The opening paragraphs wax lyrical about ‘feminine food’, and include such phrases as; ‘The sight of your mother cooking’, ‘nurturing cookery’, ‘my mothers hands’, and ‘food ancestry’. Rose goes on to say:

[When I cook now, there is a busy frequency in my head: the voices of the women who taught me to cook — my mother included.

Their secrets are at the heart of good suppers even now. Thanks to the indelible, delicious influence of these women, I left home understanding how to save money and time, and how to ask a butcher for the right cut of meat.

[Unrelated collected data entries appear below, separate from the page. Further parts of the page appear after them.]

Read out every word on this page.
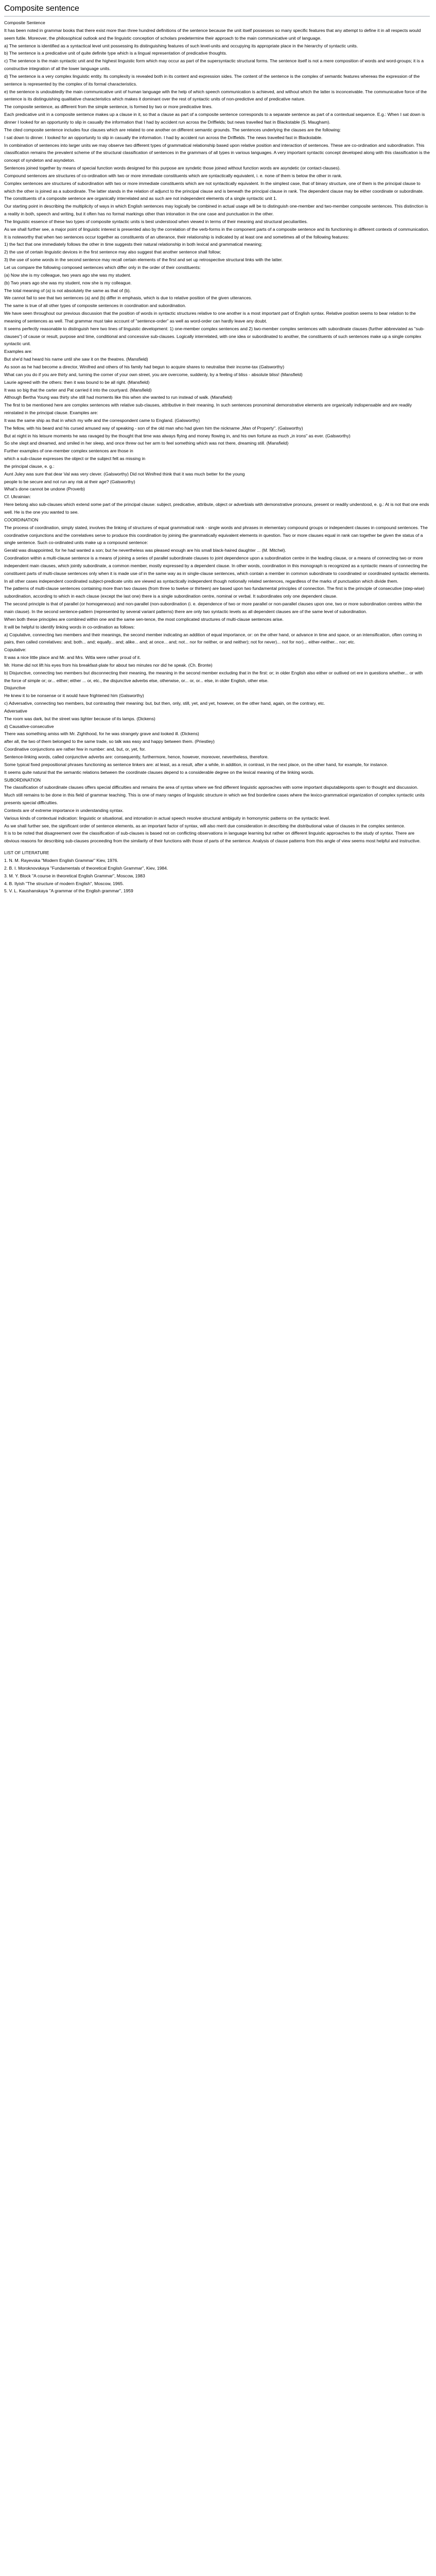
Composite sentence

Composite Sentence

It has been noted in grammar books that there exist more than three hundred definitions of the sentence because the unit itself possesses so many specific features that any attempt to define it in all respects would seem futile. Moreover, the philosophical outlook and the linguistic conception of scholars predetermine their approach to the main communicative unit of language.

a) The sentence is identified as a syntactical level unit possessing its distinguishing features of such level-units and occupying its appropriate place in the hierarchy of syntactic units.

b) The sentence is a predicative unit of quite definite type which is a lingual representation of predicative thoughts.

c) The sentence is the main syntactic unit and the highest linguistic form which may occur as part of the supersyntactic structural forms. The sentence itself is not a mere composition of words and word-groups; it is a constructive integration of all the lower language units.

d) The sentence is a very complex linguistic entity. Its complexity is revealed both in its content and expression sides. The content of the sentence is the complex of semantic features whereas the expression of the sentence is represented by the complex of its formal characteristics.

e) the sentence is undoubtedly the main communicative unit of human language with the help of which speech communication is achieved, and without which the latter is inconceivable. The communicative force of the sentence is its distinguishing qualitative characteristics which makes it dominant over the rest of syntactic units of non-predictive and of predicative nature.

The composite sentence, as different from the simple sentence, is formed by two or more predicative lines.

Each predicative unit in a composite sentence makes up a clause in it, so that a clause as part of a composite sentence corresponds to a separate sentence as part of a contextual sequence. E.g.: When I sat down is dinner I looked for an opportunity to slip in casually the information that I had by accident run across the Driffields; but news travelled fast in Blackstable (S. Maugham).

The cited composite sentence includes four clauses which are related to one another on different semantic grounds. The sentences underlying the clauses are the following:

I sat down to dinner. I looked for an opportunity to slip in casually the information. I had by accident run across the Driffields. The news travelled fast in Blackstable.

In combination of sentences into larger units we may observe two different types of grammatical relationship based upon relative position and interaction of sentences. These are co-ordination and subordination. This classification remains the prevalent scheme of the structural classification of sentences in the grammars of all types in various languages. A very important syntactic concept developed along with this classification is the concept of syndeton and asyndeton.

Sentences joined together by means of special function words designed for this purpose are syndetic those joined without function words are asyndetic (or contact-clauses).

Compound sentences are structures of co-ordination with two or more immediate constituents which are syntactically equivalent, i. e. none of them is below the other in rank.

Complex sentences are structures of subordination with two or more immediate constituents which are not syntactically equivalent. In the simplest case, that of binary structure, one of them is the principal clause to which the other is joined as a subordinate. The latter stands in the relation of adjunct to the principal clause and is beneath the principal clause in rank. The dependent clause may be either coordinate or subordinate.

The constituents of a composite sentence are organically interrelated and as such are not independent elements of a single syntactic unit 1.

Our starting point in describing the multiplicity of ways in which English sentences may logically be combined in actual usage will be to distinguish one-member and two-member composite sentences. This distinction is a reality in both, speech and writing, but it often has no formal markings other than intonation in the one case and punctuation in the other.

The linguistic essence of these two types of composite syntactic units is best understood when viewed in terms of their meaning and structural peculiarities.

As we shall further see, a major point of linguistic interest is presented also by the correlation of the verb-forms in the component parts of a composite sentence and its functioning in different contexts of communication.

It is noteworthy that when two sentences occur together as constituents of an utterance, their relationship is indicated by at least one and sometimes all of the following features:

1) the fact that one immediately follows the other in time suggests their natural relationship in both lexical and grammatical meaning;

2) the use of certain linguistic devices in the first sentence may also suggest that another sentence shall follow;

3) the use of some words in the second sentence may recall certain elements of the first and set up retrospective structural links with the latter.

Let us compare the following composed sentences which differ only in the order of their constituents:

(a) Now she is my colleague, two years ago she was my student.

(b) Two years ago she was my student, now she is my colleague.

The total meaning of (a) is not absolutely the same as that of (b).

We cannot fail to see that two sentences (a) and (b) differ in emphasis, which is due to relative position of the given utterances.

The same is true of all other types of composite sentences in coordination and subordination.

We have seen throughout our previous discussion that the position of words in syntactic structures relative to one another is a most important part of English syntax. Relative position seems to bear relation to the meaning of sentences as well. That grammar must take account of "sentence-order" as well as word-order can hardly leave any doubt.

It seems perfectly reasonable to distinguish here two lines of linguistic development: 1) one-member complex sentences and 2) two-member complex sentences with subordinate clauses (further abbreviated as "sub-clauses") of cause or result, purpose and time, conditional and concessive sub-clauses. Logically interrelated, with one idea or subordinated to another, the constituents of such sentences make up a single complex syntactic unit.

Examples are:

But she'd had heard his name until she saw it on the theatres. (Mansfield)

As soon as he had become a director, Winifred and others of his family had begun to acquire shares to neutralise their income-tax (Galsworthy)

What can you do if you are thirty and, turning the corner of your own street, you are overcome, suddenly, by a feeling of bliss - absolute bliss! (Mansfield)

Laurie agreed with the others: then it was bound to be all right. (Mansfield)

It was so big that the carter and Pat carried it into the courtyard. (Mansfield)

Although Bertha Young was thirty she still had moments like this when she wanted to run instead of walk. (Mansfield)

The first to be mentioned here are complex sentences with relative sub-clauses, attributive in their meaning. In such sentences pronominal demonstrative elements are organically indispensable and are readily reinstated in the principal clause. Examples are:

It was the same ship as that in which my wife and the correspondent came to England. (Galsworthy)

The fellow, with his beard and his cursed amused way of speaking - son of the old man who had given him the nickname „Man of Property". (Galsworthy)

But at night in his leisure moments he was ravaged by the thought that time was always flying and money flowing in, and his own fortune as much „in irons" as ever. (Galsworthy)

So she slept and dreamed, and smiled in her sleep, and once threw out her arm to feel something which was not there, dreaming still. (Mansfield)

Further examples of one-member complex sentences are those in

which a sub-clause expresses the object or the subject felt as missing in

the principal clause, e. g.:

Aunt Juley was sure that dear Val was very clever. (Galsworthy) Did not Winifred think that it was much better for the young

people to be secure and not run any risk at their age? (Galsworthy)

What's done cannot be undone (Proverb)

Cf. Ukrainian:

Here belong also sub-clauses which extend some part of the principal clause: subject, predicative, attribute, object or adverbials with demonstrative pronouns, present or readily understood, e. g.: At is not that one ends well. He is the one you wanted to see.

COORDINATION

The process of coordination, simply stated, involves the linking of structures of equal grammatical rank - single words and phrases in elementary compound groups or independent clauses in compound sentences. The coordinative conjunctions and the correlatives serve to produce this coordination by joining the grammatically equivalent elements in question. Two or more clauses equal in rank can together be given the status of a single sentence. Such co-ordinated units make up a compound sentence:

Gerald was disappointed, for he had wanted a son; but he nevertheless was pleased enough are his small black-haired daughter ... (M. Mitchel).

Coordination within a multi-clause sentence is a means of joining a series of parallel subordinate clauses to joint dependence upon a subordination centre in the leading clause, or a means of connecting two or more independent main clauses, which jointly subordinate, a common member, mostly expressed by a dependent clause. In other words, coordination in this monograph is recognized as a syntactic means of connecting the constituent parts of multi-clause sentences only when it is made use of in the same way as in single-clause sentences, which contain a member in common subordinate to coordinated or coordinated syntactic elements. In all other cases independent coordinated subject-predicate units are viewed as syntactically independent though notionally related sentences, regardless of the marks of punctuation which divide them.

The patterns of multi-clause sentences containing more than two clauses (from three to twelve or thirteen) are based upon two fundamental principles of connection. The first is the principle of consecutive (step-wise) subordination, according to which in each clause (except the last one) there is a single subordination centre, nominal or verbal. It subordinates only one dependent clause.

The second principle is that of parallel (or homogeneous) and non-parallel (non-subordination (i. e. dependence of two or more parallel or non-parallel clauses upon one, two or more subordination centres within the main clause). In the second sentence-pattern (represented by several variant patterns) there are only two syntactic levels as all dependent clauses are of the same level of subordination.

When both these principles are combined within one and the same sen-tence, the most complicated structures of multi-clause sentences arise.

It will be helpful to identify linking words in co-ordination as follows:

a) Copulative, connecting two members and their meanings, the second member indicating an addition of equal importance, or: on the other hand, or advance in time and space, or an intensification, often coming in pairs, then called correlatives: and; both... and; equally... and; alike... and; at once... and; not... nor for neither, or and neither); not for never)... not for nor)... either-neither... nor; etc.

Copulative:

It was a nice little place and Mr. and Mrs. Witla were rather proud of it.

Mr. Home did not lift his eyes from his breakfast-plate for about two minutes nor did he speak. (Ch. Bronte)

b) Disjunctive, connecting two members but disconnecting their meaning, the meaning in the second member excluding that in the first: or; in older English also either or outlived ort ere in questions whether... or with the force of simple or; or... either; either ... or, etc., the disjunctive adverbs else, otherwise, or... or, or... else, in older English, other else.

Disjunctive

He knew it to be nonsense or it would have frightened him (Galsworthy)

c) Adversative, connecting two members, but contrasting their meaning: but, but then, only, still, yet, and yet, however, on the other hand, again, on the contrary, etc.

Adversative

The room was dark, but the street was lighter because of its lamps. (Dickens)

d) Causative-consecutive

There was something amiss with Mr. Zighthood, for he was strangely grave and looked ill. (Dickens)

after all, the two of them belonged to the same trade, so talk was easy and happy between them. (Priestley)

Coordinative conjunctions are rather few in number: and, but, or, yet, for.

Sentence-linking words, called conjunctive adverbs are: consequently, furthermore, hence, however, moreover, nevertheless, therefore.

Some typical fixed prepositional phrases functioning as sentence linkers are: at least, as a result, after a while, in addition, in contrast, in the next place, on the other hand, for example, for instance.

It seems quite natural that the semantic relations between the coordinate clauses depend to a considerable degree on the lexical meaning of the linking words.

SUBORDINATION

The classification of subordinate clauses offers special difficulties and remains the area of syntax where we find different linguistic approaches with some important disputableponts open to thought and discussion. Much still remains to be done in this field of grammar teaching. This is one of many ranges of linguistic structure in which we find borderline cases where the lexico-grammatical organization of complex syntactic units presents special difficulties.

Contexts are of extreme importance in understanding syntax.

Various kinds of contextual indication: linguistic or situational, and intonation in actual speech resolve structural ambiguity in homonymic patterns on the syntactic level.

As we shall further see, the significant order of sentence elements, as an important factor of syntax, will also merit due consideration in describing the distributional value of clauses in the complex sentence.

It is to be noted that disagreement over the classification of sub-clauses is based not on conflicting observations in language learning but rather on different linguistic approaches to the study of syntax. There are obvious reasons for describing sub-clauses proceeding from the similarity of their functions with those of parts of the sentence. Analysis of clause patterns from this angle of view seems most helpful and instructive.

LIST OF LITERATURE

1. N. M. Rayevska "Modern English Grammar" Kiev, 1976.

2. B. I. Moroknovskaya "Fundamentals of theoretical English Grammar", Kiev, 1984.

3. M. Y. Block "A course in theoretical English Grammar", Moscow, 1983

4. B. Ilyish "The structure of modern English", Moscow, 1965.

5. V. L. Kaushanskaya "A grammar of the English grammar", 1959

But, back in those early days as I scraped at those sweet lacy bits that stick to the side of a dish of shepherd’s pie, I had no idea that this kind of nurturing cookery was endangered — or that its assassins would be none other than women themselves.]

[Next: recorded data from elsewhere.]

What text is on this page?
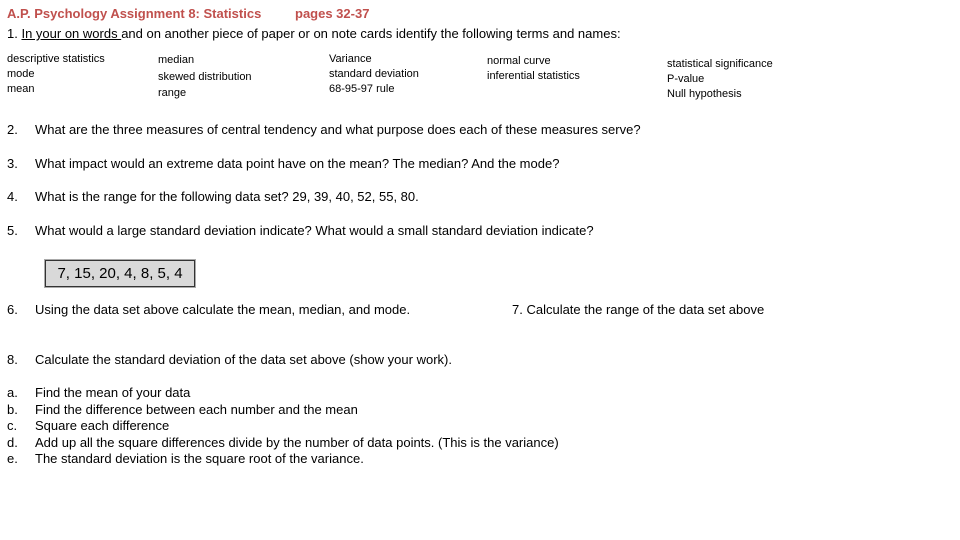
A.P. Psychology Assignment 8: Statistics	pages 32-37
1. In your on words and on another piece of paper or on note cards identify the following terms and names:
descriptive statistics
mode
mean
median
skewed distribution
range
Variance
standard deviation
68-95-97 rule
normal curve
inferential statistics
statistical significance
P-value
Null hypothesis
2. What are the three measures of central tendency and what purpose does each of these measures serve?
3. What impact would an extreme data point have on the mean? The median? And the mode?
4. What is the range for the following data set? 29, 39, 40, 52, 55, 80.
5. What would a large standard deviation indicate? What would a small standard deviation indicate?
7, 15, 20, 4, 8, 5, 4
6. Using the data set above calculate the mean, median, and mode.	7. Calculate the range of the data set above
8. Calculate the standard deviation of the data set above (show your work).
a.
b.
c.
d.
e.
Find the mean of your data
Find the difference between each number and the mean
Square each difference
Add up all the square differences divide by the number of data points. (This is the variance)
The standard deviation is the square root of the variance.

Well, that seems a bit melodramatic, but this is The Mail so I suppose it’s to be expected.  How does Rose back it up?

[When the feminist voices of the Sixties made home cooking into a symbol of drudgery, they no doubt had the best intentions. Equality in the workplace was a noble cause and a degree of sexual revolution was necessary.

Domestic cooking was chucked aside as an irrelevance, an icon of unfairness to women — which allowed a very eager food industry to leap forward with the convenience-food solution.]

From my brief sojourn on the web regarding this particular angle, it looks like there are some rumblings elsewhere about the alleged correlation between feminism and convenience food.

“Feminism is a very significant factor in the trashing of the American body,” says The Thinking Housewife, adding, “The fact is, the absence of women from the home is making themselves and their families ill.”

Women’s View on News says, “Aha, and all along I thought it was global capitalism that was to blame,” whilst the Word IQ online dictionary definition of convenience food includes this comment:

[Although many point to the Feminist movement, unchaining women from the kitchen, as the motivation for the development of these products, it is more likely that urbanization, industrialization, and a reaction to feed the post war population explosion after World War II was the true cause.]

A look through the food facts on the History Cookbook section of the Cook It! website, an excellent resource for children, (and me) reveals that people were concerned about convenience food long before feminism was in the picture.  Enough of this, then.  Let’s move on to the next bold claim made in The Mail story.

[Yes, it’s feminism we have to thank for the spread of fast-food chains and an epidemic of childhood obesity.]

Blimey, Rose, got any scientific facts to back that up, or is it pure conjecture?  So, feminism is entirely to blame for an epidemic of childhood obesity.  Nothing to do with this, then:

[Participation in sports has been dropping since the mid-Nineties, especially among boys —   although this has not been helped by the great sell-off of school playing fields.]

Ah, it’s not just feminism to blame after all.  *Sigh* There are many causes of obesity, as explained by the NHS Obesity Observatory and by the National Heart, Lung and Blood Institute (US).  Trying to condense it down to feminism and a lack of school playing fields is just absurd.

After a few statistics are presented, without proper citation,  Rose goes on to say, “Women possess a greater nurturing instinct than men, yet now find themselves trying to do the feeding part without our great-grandmother skills.” This is an opinion, and an insulting one at that.

Next, Rose complains about cookery shows not being very nice any more.  She adds that there are, “a growing number of men adopting a nurturing style of cookery – but the stereotypes remain recognisable.”

I would suggest that attitudes like the one in this article don’t help as far as breaking down stereotypes goes, and the sentence comes across as a little confused given that previously Rose said women had a greater nurturing instinct than men (a stereotypical view in itself).

Ultimately, this whole piece, which slots neatly into The Mail’s narrative of the sort of family it would like everyone to belong to – husband, wife, children – is a huge advert for Rose’s new book, as noted at the beginning of this blog, and as evidenced by the last few paragraphs of the article, which read like something badly written by an advertising agency.  I really don’t know how Rose has the sheer gall to accuse Delia Smith of selling out to the supermarkets (which she does both on a photo caption and in the text), having just sold herself to The Mail whilst selling women down the river.